Professor Carol J. Clover, the creator of the "final girl" theory, describes Nancy as the "grittiest of the Final Girls" in her 1992 non-fiction book Men, Women, and Chainsaws. Clover's inclusion of Nancy in this theory, however, has been both agreed with and challenged. Writer Shannon Keating states she surpasses the stereotypes of this trope coined by Clover and refers to Nancy as Freddy's equal in audience popularity.

Similarly, writer Don Sumner dismisses Nancy's association to this trope, analyzing her as an antithesis to it despite following the chaste aspects of it. Sumner states the victimization of women in horror films does not apply to Nancy due to her proactive nature. Sumner states that because of this character trait, she broke the mold for horror heroines. Psychologist Kelly Bulkeley compares Nancy to Dorothy Gale in The Wizard of Oz in that they both find their inner strength within their dreams to conquer what's troubling them in the real world.
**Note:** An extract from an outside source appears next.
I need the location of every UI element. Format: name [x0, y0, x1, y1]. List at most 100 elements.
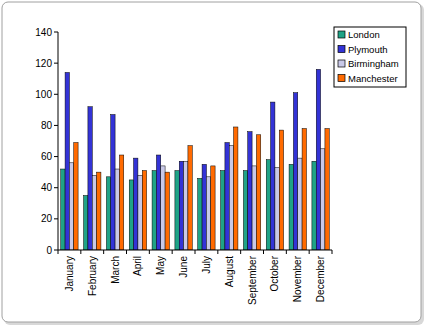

Author Barbara Creed highlights the dysfunctional relationship that Nancy has with her parents and how her intense yearning for parental love leads to her demise in A Nightmare on Elm Street 3: Dream Warriors. Film critic James Berardinelli writes that A Nightmare on Elm Street is Nancy's story rather than Freddy's and attests similarities to Sigourney Weaver as Ellen Ripley in Alien (1979) due to her resourcefulness.

==Legacy==
Nancy Thompson served as a major inspiration and named based for Nancy Wheeler from Stranger Things.